Just when the interrogators decide to take the torture to another level, the safe house comes under attack by the mercenaries. Weston, knowing that he’s responsible for his houseguest, takes Frost and flees the scene. The former agent toys with Weston’s mind, implying that someone at the top brass is working with the baddies. The uneasy duo must stay alive long enough to uncover who exactly wants them dead.


So, where to start? I’ll say that if you have ever watched films that are remotely similar to the plot of “Safe House,” then you may as well have already watched the film in its entirety. Its predictability knows no bounds; you’ll always be one step ahead of the narrative. You’ll know what actions that Weston and Frost take, including when shit is about to go down. By the time Frost suggests that one of Weston’s superiors is working with the mercenaries, you should already know who it is. If not, then you’re probably doing yourself a favor if your goal is to enjoy the film.


The way that the film is handled as a whole proves that what the filmmakers are going for are spectacular set pieces. A car chase sequence feels as if it was shoehorned right in simply for the sake of having one, and doesn’t make sense because Weston is supposed to be a rookie and shouldn’t know how to pull stunts like he does when driving. At one point, there is a confrontation at a crowded soccer stadium. Now, as much as I want this beautiful sport to be more appreciated by Americans, the impression I get from this scene is that it’s here only because there’s tens of thousands of people there, and that ideally makes it much more intense. Although there’s enough spectacle here to grab your attention, it’s ultimately hollow.


On paper, Denzel Washington’s performance should be downright badass, no questions asked. Sadly, this doesn’t turn out to be the case, and for good reason. Frost should be a compelling character, but he’s not. Nothing really moves him into breaking away from the facial expression that he keeps for most of the film, so he remains a flat character. In short, Washington plays Alonzo Harris from “Training Day” without the charisma, which is akin to him sleepwalking rather than actually acting.


Ryan Reynolds does a fair job in portraying Weston. Sure, the character may seem too much of a Boy Scout for some to believe, and his personal life is thinly developed via an extremely limp romance, but Reynolds puts honesty in his performance and really brings out Weston’s fear.

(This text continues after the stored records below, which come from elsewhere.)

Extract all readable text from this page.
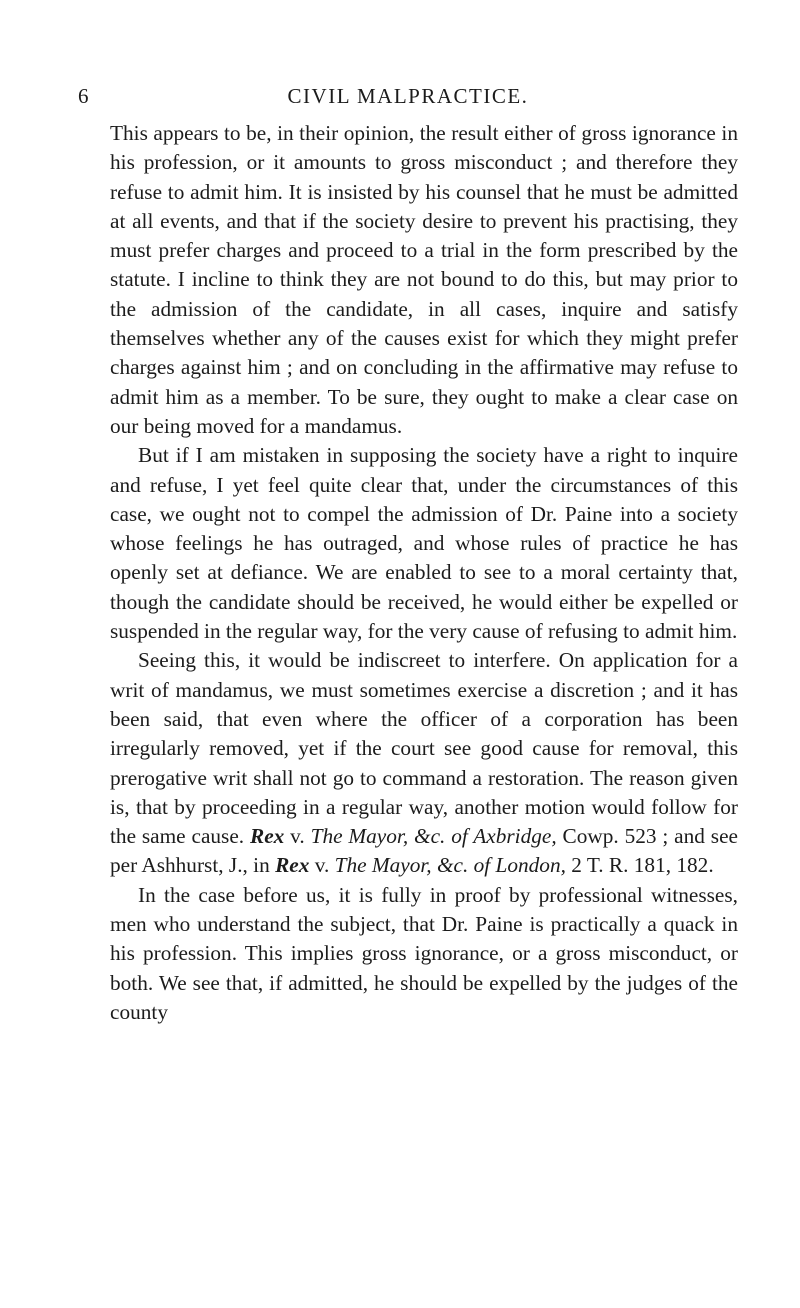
6	CIVIL MALPRACTICE.

This appears to be, in their opinion, the result either of gross ignorance in his profession, or it amounts to gross misconduct ; and therefore they refuse to admit him. It is insisted by his counsel that he must be admitted at all events, and that if the society desire to prevent his practising, they must prefer charges and proceed to a trial in the form prescribed by the statute. I incline to think they are not bound to do this, but may prior to the admission of the candidate, in all cases, inquire and satisfy themselves whether any of the causes exist for which they might prefer charges against him ; and on concluding in the affirmative may refuse to admit him as a member. To be sure, they ought to make a clear case on our being moved for a mandamus.

But if I am mistaken in supposing the society have a right to inquire and refuse, I yet feel quite clear that, under the circumstances of this case, we ought not to compel the admission of Dr. Paine into a society whose feelings he has outraged, and whose rules of practice he has openly set at defiance. We are enabled to see to a moral certainty that, though the candidate should be received, he would either be expelled or suspended in the regular way, for the very cause of refusing to admit him.

Seeing this, it would be indiscreet to interfere. On application for a writ of mandamus, we must sometimes exercise a discretion ; and it has been said, that even where the officer of a corporation has been irregularly removed, yet if the court see good cause for removal, this prerogative writ shall not go to command a restoration. The reason given is, that by proceeding in a regular way, another motion would follow for the same cause. Rex v. The Mayor, &c. of Axbridge, Cowp. 523 ; and see per Ashhurst, J., in Rex v. The Mayor, &c. of London, 2 T. R. 181, 182.

In the case before us, it is fully in proof by professional witnesses, men who understand the subject, that Dr. Paine is practically a quack in his profession. This implies gross ignorance, or a gross misconduct, or both. We see that, if admitted, he should be expelled by the judges of the county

There’s a supporting cast full of some A-grade performers like Brendan Gleeson, Vera Farmiga and Sam Shepard, but none of them bring their A-game. The trio here portrays three high-ranking CIA officials, but there’s only so much that they can do when the only thing that the script requires of them is to look worried.


Even the action sequences aren’t very inspired. Though they do capture the crashes, bangs and wallops that are required from any such scenes, they’re not altogether very fun to watch, and at times, the use of shaky cam makes it difficult for you to follow what the hell is going on.


Though “Safe House” does keep you in your seat to be at least watchable, it has an air of laziness about it that’s too difficult to ignore, especially since it touches nearly every aspect of this production.